The Southwest Florida Water Management District Urban Mobile Lab was established to provide assistance to public water supply utilities in conserving water and in documenting and reducing water loss. Lost water is water that for whatever reason “disappears” between the time it enters the utility’s distribution system at the withdrawal point (wells, surface water sources or interconnects with other utilities) and the time it leaves the distribution system through connections (water meters). In an ideal situation, the quantity of water which enters a distribution system through its withdrawal meters would equal the quantity of water exiting the system through service meters. Unfortunately, this is not the case. For example, water main flushing, though necessary to maintain water quality, results in water loss. “Real” water loss typically results from leakage and unauthorized use (theft), or a combination of these things. “Apparent” water loss typically results from faulty meters, poor accounting for unmetered uses, or a combination of these things. Much water loss can be prevented through loss control programs. The goal of the Southwest Florida Water Management District is that all public supply utilities will reduce water loss to 10 percent or lower.
The Urban Mobile Lab offers water loss and documentation assistance to any public water supply system. Services are provided to municipal or privately-owned utilities on a no-cost basis. Private property owners are not eligible. The Urban Mobile Lab provides systematic leak detection surveys or emergency leak location services and meter testing. Urban Mobile Lab services are scheduled workloads permit. For Urban Mobile Lab assistance, contact any Community Affairs Program Manager, or contact the Conservation Projects Section in the District’s Brooksville Headquarters.
A water audit is an accounting procedure that accurately determines the amount of water loss in a water distribution system. In addition to documenting the level of water loss, a water audit may indicate what actions are necessary to reduce loss.

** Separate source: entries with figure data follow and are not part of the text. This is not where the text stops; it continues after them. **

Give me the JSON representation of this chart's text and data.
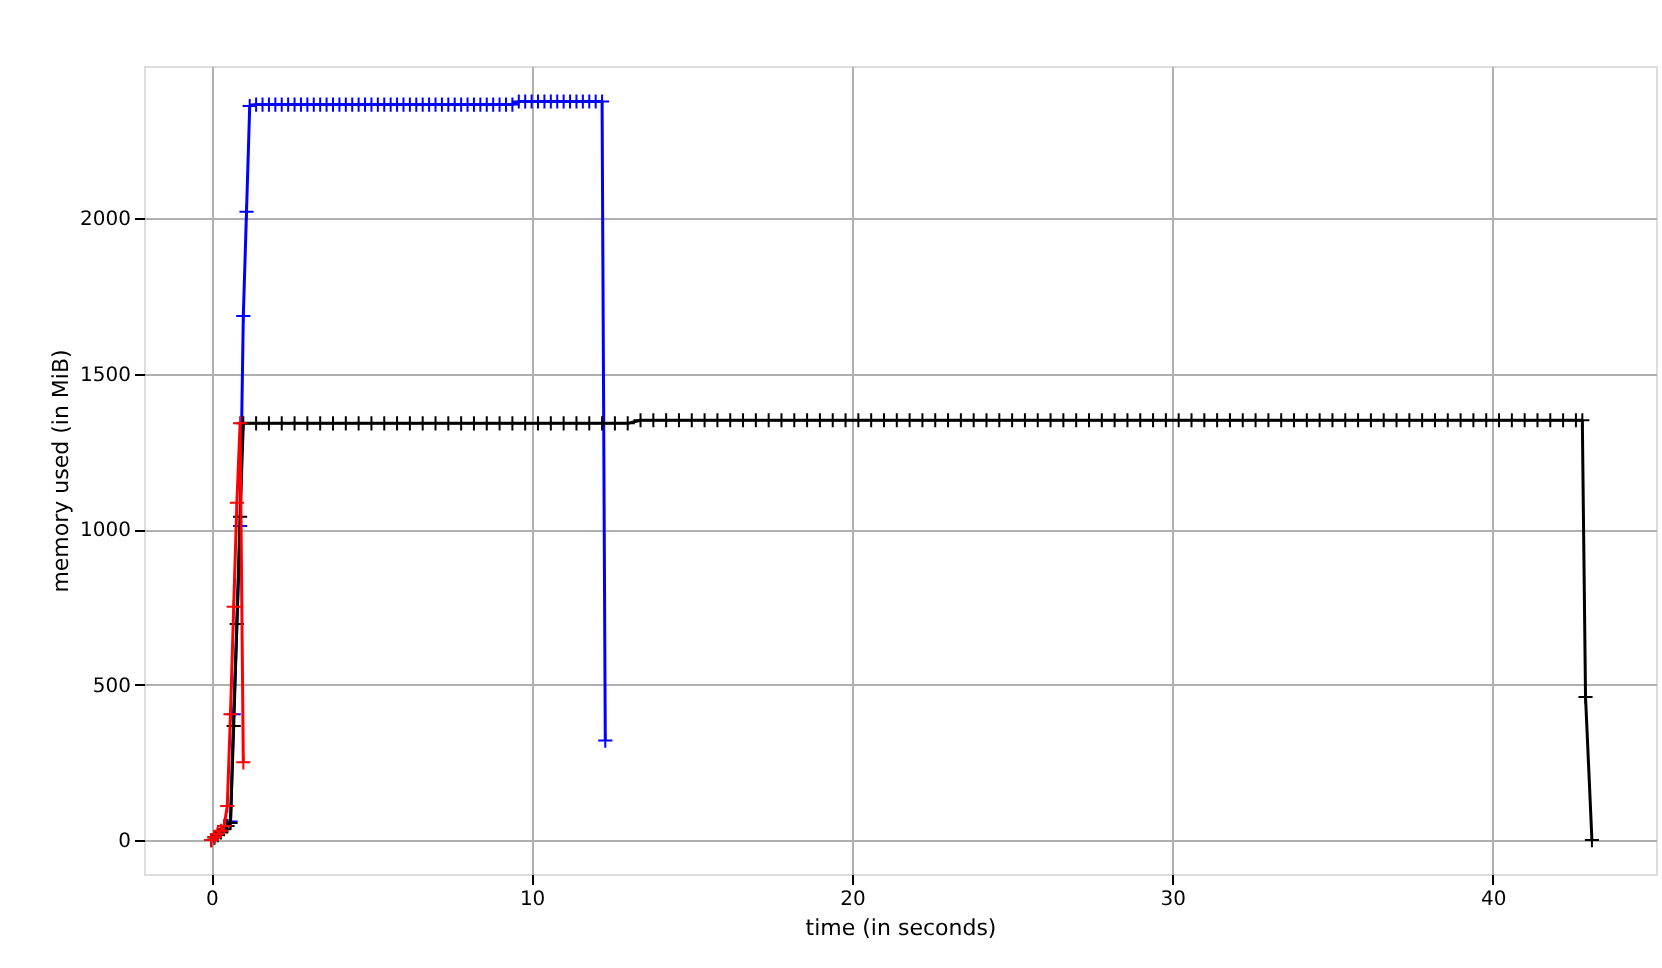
{
  "chart_data": {
    "type": "line",
    "xlabel": "time (in seconds)",
    "ylabel": "memory used (in MiB)",
    "xlim": [
      -2.1,
      45.1
    ],
    "ylim": [
      -109,
      2489
    ],
    "xticks": [
      0,
      10,
      20,
      30,
      40
    ],
    "yticks": [
      0,
      500,
      1000,
      1500,
      2000
    ],
    "grid": true,
    "marker": "cross",
    "line_style": "solid",
    "series": [
      {
        "color": "#0000ff",
        "x": [
          0.5,
          0.6,
          0.7,
          0.8,
          0.9,
          1.0,
          1.1,
          1.2,
          1.4,
          1.6,
          1.8,
          2.0,
          2.2,
          2.4,
          2.6,
          2.8,
          3.0,
          3.2,
          3.4,
          3.6,
          3.8,
          4.0,
          4.2,
          4.4,
          4.6,
          4.8,
          5.0,
          5.2,
          5.4,
          5.6,
          5.8,
          6.0,
          6.2,
          6.4,
          6.6,
          6.8,
          7.0,
          7.2,
          7.4,
          7.6,
          7.8,
          8.0,
          8.2,
          8.4,
          8.6,
          8.8,
          9.0,
          9.2,
          9.4,
          9.6,
          9.8,
          10.0,
          10.2,
          10.4,
          10.6,
          10.8,
          11.0,
          11.2,
          11.4,
          11.6,
          11.8,
          12.0,
          12.2,
          12.3
        ],
        "values": [
          45,
          60,
          405,
          695,
          1010,
          1685,
          2020,
          2360,
          2365,
          2365,
          2365,
          2365,
          2365,
          2365,
          2365,
          2365,
          2365,
          2365,
          2365,
          2365,
          2365,
          2365,
          2365,
          2365,
          2365,
          2365,
          2365,
          2365,
          2365,
          2365,
          2365,
          2365,
          2365,
          2365,
          2365,
          2365,
          2365,
          2365,
          2365,
          2365,
          2365,
          2365,
          2365,
          2365,
          2365,
          2365,
          2365,
          2365,
          2365,
          2375,
          2375,
          2375,
          2375,
          2375,
          2375,
          2375,
          2375,
          2375,
          2375,
          2375,
          2375,
          2375,
          2375,
          320
        ]
      },
      {
        "color": "#000000",
        "x": [
          0,
          0.1,
          0.2,
          0.3,
          0.4,
          0.5,
          0.6,
          0.7,
          0.8,
          0.9,
          1.0,
          1.4,
          1.8,
          2.2,
          2.6,
          3.0,
          3.4,
          3.8,
          4.2,
          4.6,
          5.0,
          5.4,
          5.8,
          6.2,
          6.6,
          7.0,
          7.4,
          7.8,
          8.2,
          8.6,
          9.0,
          9.4,
          9.8,
          10.2,
          10.6,
          11.0,
          11.4,
          11.8,
          12.2,
          12.6,
          13.0,
          13.4,
          13.8,
          14.2,
          14.6,
          15.0,
          15.4,
          15.8,
          16.2,
          16.6,
          17.0,
          17.4,
          17.8,
          18.2,
          18.6,
          19.0,
          19.4,
          19.8,
          20.2,
          20.6,
          21.0,
          21.4,
          21.8,
          22.2,
          22.6,
          23.0,
          23.4,
          23.8,
          24.2,
          24.6,
          25.0,
          25.4,
          25.8,
          26.2,
          26.6,
          27.0,
          27.4,
          27.8,
          28.2,
          28.6,
          29.0,
          29.4,
          29.8,
          30.2,
          30.6,
          31.0,
          31.4,
          31.8,
          32.2,
          32.6,
          33.0,
          33.4,
          33.8,
          34.2,
          34.6,
          35.0,
          35.4,
          35.8,
          36.2,
          36.6,
          37.0,
          37.4,
          37.8,
          38.2,
          38.6,
          39.0,
          39.4,
          39.8,
          40.2,
          40.6,
          41.0,
          41.4,
          41.8,
          42.2,
          42.6,
          42.8,
          42.9,
          43.1
        ],
        "values": [
          0,
          8,
          16,
          25,
          35,
          45,
          55,
          367,
          695,
          1040,
          1340,
          1340,
          1340,
          1340,
          1340,
          1340,
          1340,
          1340,
          1340,
          1340,
          1340,
          1340,
          1340,
          1340,
          1340,
          1340,
          1340,
          1340,
          1340,
          1340,
          1340,
          1340,
          1340,
          1340,
          1340,
          1340,
          1340,
          1340,
          1340,
          1340,
          1340,
          1350,
          1350,
          1350,
          1350,
          1350,
          1350,
          1350,
          1350,
          1350,
          1350,
          1350,
          1350,
          1350,
          1350,
          1350,
          1350,
          1350,
          1350,
          1350,
          1350,
          1350,
          1350,
          1350,
          1350,
          1350,
          1350,
          1350,
          1350,
          1350,
          1350,
          1350,
          1350,
          1350,
          1350,
          1350,
          1350,
          1350,
          1350,
          1350,
          1350,
          1350,
          1350,
          1350,
          1350,
          1350,
          1350,
          1350,
          1350,
          1350,
          1350,
          1350,
          1350,
          1350,
          1350,
          1350,
          1350,
          1350,
          1350,
          1350,
          1350,
          1350,
          1350,
          1350,
          1350,
          1350,
          1350,
          1350,
          1350,
          1350,
          1350,
          1350,
          1350,
          1350,
          1350,
          1350,
          460,
          0
        ]
      },
      {
        "color": "#ff0000",
        "x": [
          0,
          0.1,
          0.2,
          0.3,
          0.4,
          0.5,
          0.6,
          0.7,
          0.8,
          0.9,
          1.0
        ],
        "values": [
          0,
          10,
          20,
          30,
          45,
          110,
          405,
          750,
          1085,
          1340,
          250
        ]
      }
    ]
  }
}
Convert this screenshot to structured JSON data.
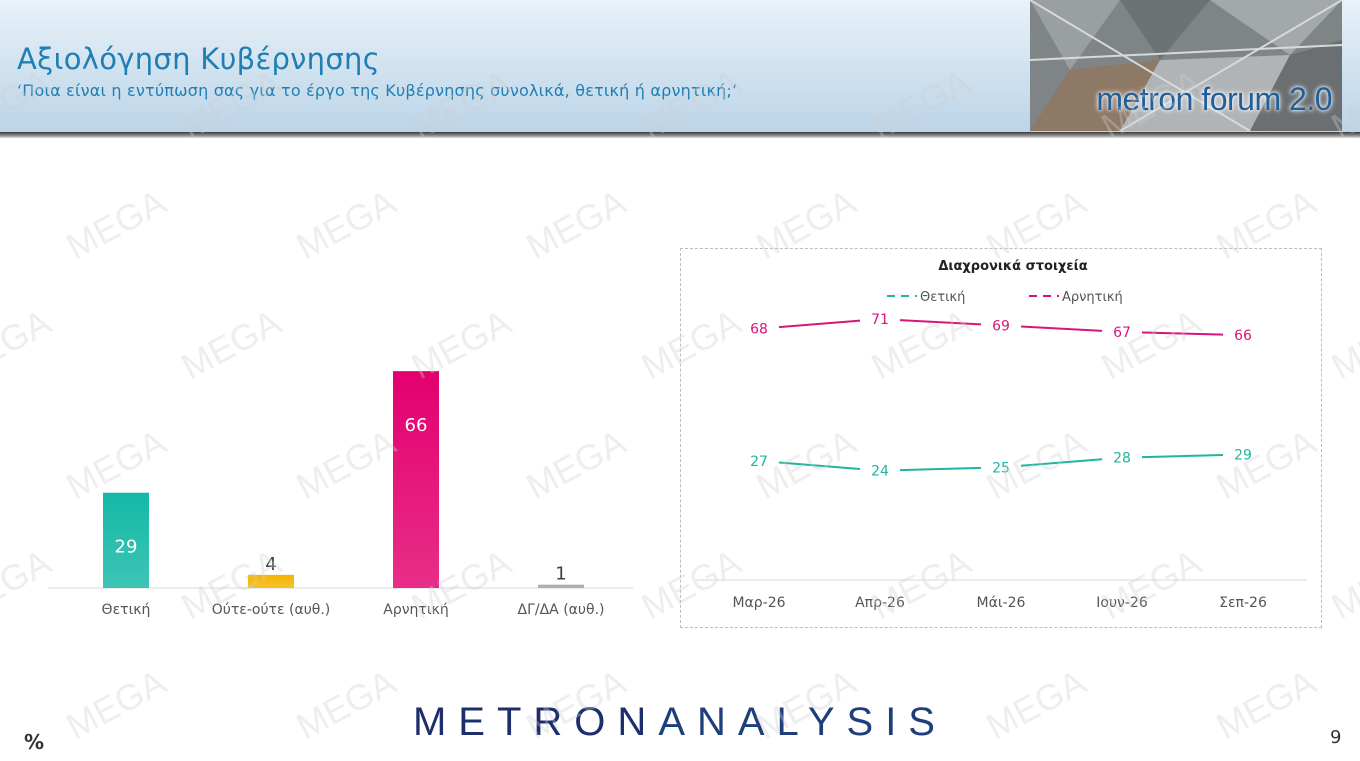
{
  "header": {
    "title": "Αξιολόγηση Κυβέρνησης",
    "subtitle": "‘Ποια είναι η εντύπωση σας για το έργο της Κυβέρνησης συνολικά, θετική ή αρνητική;’",
    "logo_text": "metron forum 2.0"
  },
  "colors": {
    "positive": "#14b8a6",
    "neutral": "#f5b400",
    "negative": "#e3006e",
    "dk": "#a8a8a8",
    "brand": "#1c2f6b"
  },
  "chart_data": [
    {
      "type": "bar",
      "categories": [
        "Θετική",
        "Ούτε-ούτε (αυθ.)",
        "Αρνητική",
        "ΔΓ/ΔΑ (αυθ.)"
      ],
      "values": [
        29,
        4,
        66,
        1
      ],
      "ylim": [
        0,
        70
      ],
      "grid": false,
      "legend": "none"
    },
    {
      "type": "line",
      "title": "Διαχρονικά στοιχεία",
      "categories": [
        "Μαρ-26",
        "Απρ-26",
        "Μάι-26",
        "Ιουν-26",
        "Σεπ-26"
      ],
      "series": [
        {
          "name": "Θετική",
          "values": [
            27,
            24,
            25,
            28,
            29
          ],
          "color": "#20b5a0"
        },
        {
          "name": "Αρνητική",
          "values": [
            68,
            71,
            69,
            67,
            66
          ],
          "color": "#d8157b"
        }
      ],
      "ylim": [
        0,
        80
      ],
      "grid": false,
      "legend": "top"
    }
  ],
  "footer": {
    "brand_left": "METRON",
    "brand_right": "ANALYSIS",
    "unit": "%",
    "page_number": "9"
  },
  "watermark": "MEGA"
}
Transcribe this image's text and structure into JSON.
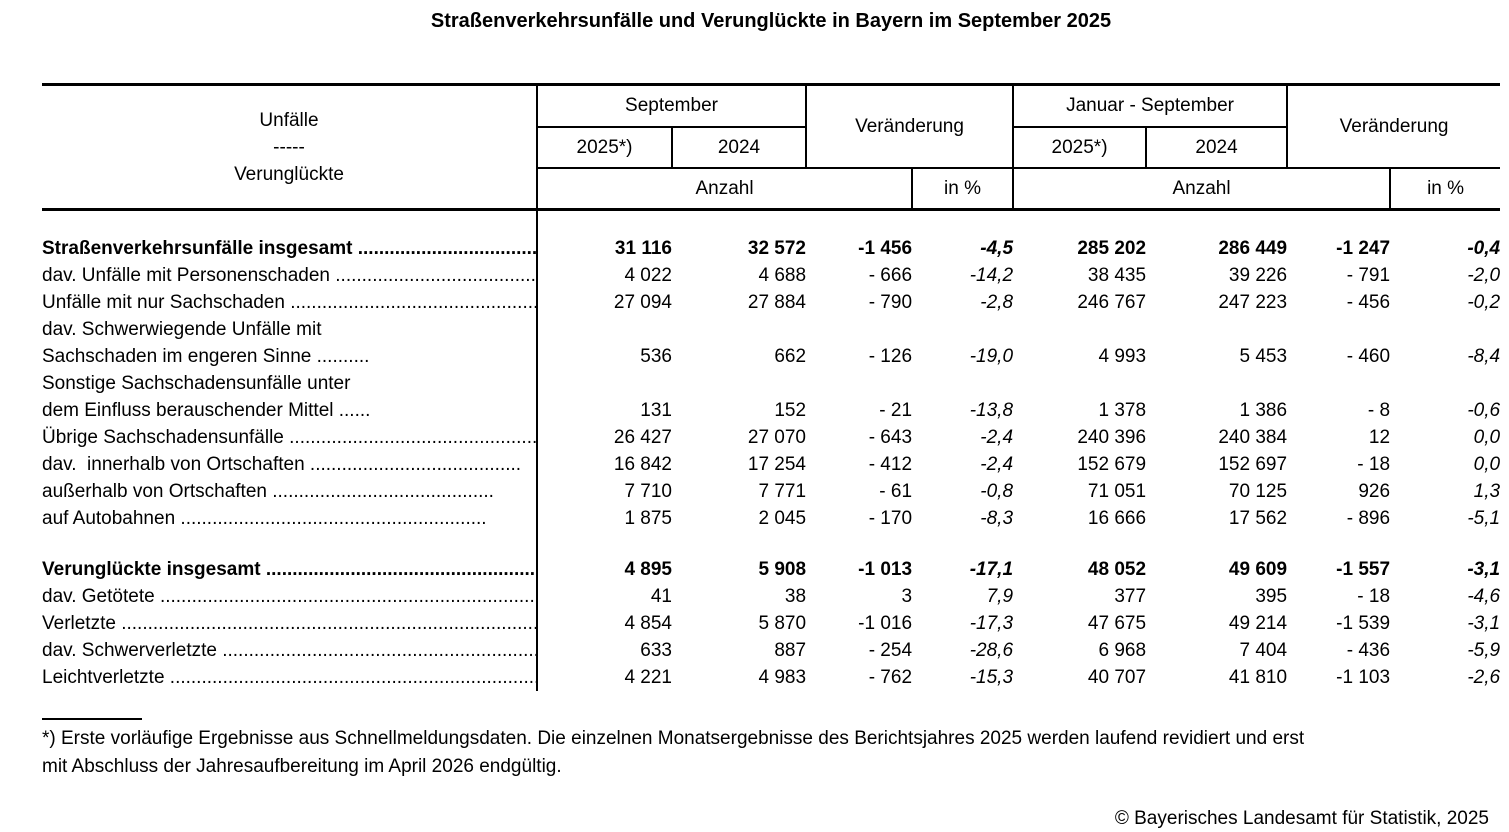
{
  "title": "Straßenverkehrsunfälle und Verunglückte in Bayern im September 2025",
  "header": {
    "unfaelle_label": "Unfälle",
    "separator": "-----",
    "verunglueckte_label": "Verunglückte",
    "september": "September",
    "januar_september": "Januar - September",
    "veraenderung": "Veränderung",
    "year_2025": "2025*)",
    "year_2024": "2024",
    "anzahl": "Anzahl",
    "in_percent": "in %"
  },
  "rows": [
    {
      "style": "total",
      "indent": 0,
      "label": "Straßenverkehrsunfälle insgesamt .............................................",
      "values": [
        "31 116",
        "32 572",
        "-1 456",
        "-4,5",
        "285 202",
        "286 449",
        "-1 247",
        "-0,4"
      ]
    },
    {
      "style": "normal",
      "indent": 0,
      "label": "dav. Unfälle mit Personenschaden ..................................................",
      "values": [
        "4 022",
        "4 688",
        "- 666",
        "-14,2",
        "38 435",
        "39 226",
        "- 791",
        "-2,0"
      ]
    },
    {
      "style": "normal",
      "indent": 1,
      "label": "Unfälle mit nur Sachschaden ..................................................",
      "values": [
        "27 094",
        "27 884",
        "- 790",
        "-2,8",
        "246 767",
        "247 223",
        "- 456",
        "-0,2"
      ]
    },
    {
      "style": "normal",
      "indent": 1,
      "label": "dav. Schwerwiegende Unfälle mit",
      "values": [
        "",
        "",
        "",
        "",
        "",
        "",
        "",
        ""
      ]
    },
    {
      "style": "normal",
      "indent": 5,
      "label": "Sachschaden im engeren Sinne ..........",
      "values": [
        "536",
        "662",
        "- 126",
        "-19,0",
        "4 993",
        "5 453",
        "- 460",
        "-8,4"
      ]
    },
    {
      "style": "normal",
      "indent": 2,
      "label": "Sonstige Sachschadensunfälle unter",
      "values": [
        "",
        "",
        "",
        "",
        "",
        "",
        "",
        ""
      ]
    },
    {
      "style": "normal",
      "indent": 4,
      "label": "dem Einfluss berauschender Mittel ......",
      "values": [
        "131",
        "152",
        "- 21",
        "-13,8",
        "1 378",
        "1 386",
        "- 8",
        "-0,6"
      ]
    },
    {
      "style": "normal",
      "indent": 2,
      "label": "Übrige Sachschadensunfälle .................................................",
      "values": [
        "26 427",
        "27 070",
        "- 643",
        "-2,4",
        "240 396",
        "240 384",
        "12",
        "0,0"
      ]
    },
    {
      "style": "normal",
      "indent": 2,
      "label": "dav.  innerhalb von Ortschaften ........................................",
      "values": [
        "16 842",
        "17 254",
        "- 412",
        "-2,4",
        "152 679",
        "152 697",
        "- 18",
        "0,0"
      ]
    },
    {
      "style": "normal",
      "indent": 6,
      "label": "außerhalb von Ortschaften ..........................................",
      "values": [
        "7 710",
        "7 771",
        "- 61",
        "-0,8",
        "71 051",
        "70 125",
        "926",
        "1,3"
      ]
    },
    {
      "style": "normal",
      "indent": 6,
      "label": "auf Autobahnen ..........................................................",
      "values": [
        "1 875",
        "2 045",
        "- 170",
        "-8,3",
        "16 666",
        "17 562",
        "- 896",
        "-5,1"
      ]
    },
    {
      "style": "total",
      "indent": 0,
      "label": "Verunglückte insgesamt .......................................................................",
      "values": [
        "4 895",
        "5 908",
        "-1 013",
        "-17,1",
        "48 052",
        "49 609",
        "-1 557",
        "-3,1"
      ]
    },
    {
      "style": "normal",
      "indent": 0,
      "label": "dav. Getötete .......................................................................................................",
      "values": [
        "41",
        "38",
        "3",
        "7,9",
        "377",
        "395",
        "- 18",
        "-4,6"
      ]
    },
    {
      "style": "normal",
      "indent": 1,
      "label": "Verletzte .......................................................................................................",
      "values": [
        "4 854",
        "5 870",
        "-1 016",
        "-17,3",
        "47 675",
        "49 214",
        "-1 539",
        "-3,1"
      ]
    },
    {
      "style": "normal",
      "indent": 1,
      "label": "dav. Schwerverletzte ........................................................................",
      "values": [
        "633",
        "887",
        "- 254",
        "-28,6",
        "6 968",
        "7 404",
        "- 436",
        "-5,9"
      ]
    },
    {
      "style": "normal",
      "indent": 3,
      "label": "Leichtverletzte ........................................................................",
      "values": [
        "4 221",
        "4 983",
        "- 762",
        "-15,3",
        "40 707",
        "41 810",
        "-1 103",
        "-2,6"
      ]
    }
  ],
  "footnote": {
    "line1": "*) Erste vorläufige Ergebnisse aus Schnellmeldungsdaten. Die einzelnen Monatsergebnisse des Berichtsjahres 2025 werden laufend revidiert und erst",
    "line2": "mit Abschluss der Jahresaufbereitung im April 2026 endgültig."
  },
  "copyright": "© Bayerisches Landesamt für Statistik, 2025"
}
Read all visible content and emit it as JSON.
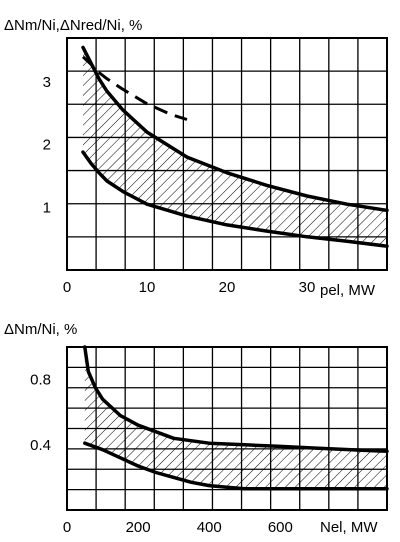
{
  "chart_data": [
    {
      "type": "area",
      "ylabel": "ΔNm/Ni,ΔNred/Ni, %",
      "xlabel": "pel, MW",
      "xlim": [
        0,
        40
      ],
      "ylim": [
        0,
        3.7
      ],
      "x_ticks": [
        0,
        10,
        20,
        30
      ],
      "y_ticks": [
        1,
        2,
        3
      ],
      "grid": true,
      "series": [
        {
          "style": "solid-upper",
          "x": [
            2,
            3,
            4,
            5,
            7,
            10,
            15,
            20,
            25,
            30,
            35,
            40
          ],
          "values": [
            3.55,
            3.3,
            3.05,
            2.85,
            2.55,
            2.2,
            1.8,
            1.55,
            1.35,
            1.18,
            1.05,
            0.95
          ]
        },
        {
          "style": "solid-lower",
          "x": [
            2,
            3,
            4,
            5,
            7,
            10,
            15,
            20,
            25,
            30,
            35,
            40
          ],
          "values": [
            1.88,
            1.7,
            1.55,
            1.42,
            1.25,
            1.05,
            0.86,
            0.72,
            0.62,
            0.53,
            0.46,
            0.38
          ]
        },
        {
          "style": "dashed",
          "x": [
            2,
            3,
            4,
            5,
            7,
            10,
            13,
            15
          ],
          "values": [
            3.4,
            3.28,
            3.15,
            3.05,
            2.88,
            2.65,
            2.48,
            2.4
          ]
        }
      ]
    },
    {
      "type": "area",
      "ylabel": "ΔNm/Ni, %",
      "xlabel": "Nel, MW",
      "xlim": [
        0,
        900
      ],
      "ylim": [
        0,
        1.0
      ],
      "x_ticks": [
        0,
        200,
        400,
        600
      ],
      "y_ticks": [
        0.4,
        0.8
      ],
      "grid": true,
      "series": [
        {
          "style": "solid-upper",
          "x": [
            50,
            60,
            80,
            100,
            150,
            200,
            300,
            400,
            500,
            600,
            700,
            800,
            900
          ],
          "values": [
            1.0,
            0.85,
            0.75,
            0.68,
            0.58,
            0.52,
            0.44,
            0.41,
            0.4,
            0.39,
            0.38,
            0.37,
            0.36
          ]
        },
        {
          "style": "solid-lower",
          "x": [
            50,
            100,
            150,
            200,
            250,
            300,
            350,
            400,
            450,
            500,
            600,
            700,
            800,
            900
          ],
          "values": [
            0.41,
            0.37,
            0.32,
            0.27,
            0.23,
            0.2,
            0.17,
            0.15,
            0.14,
            0.13,
            0.13,
            0.13,
            0.13,
            0.13
          ]
        }
      ]
    }
  ]
}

If testing indicates that withdrawal or service meters are not accurate, a meter replacement program may reduce water loss to an acceptable level. When poor accounting for unmetered uses such as water main flushing or fire fighting is identified as a contributing factor, the utility can take steps to track the quantity of water used for these purposes. If a water audit fails to indicate the reason for water loss, an effort to locate and repair system leaks may be the best solution.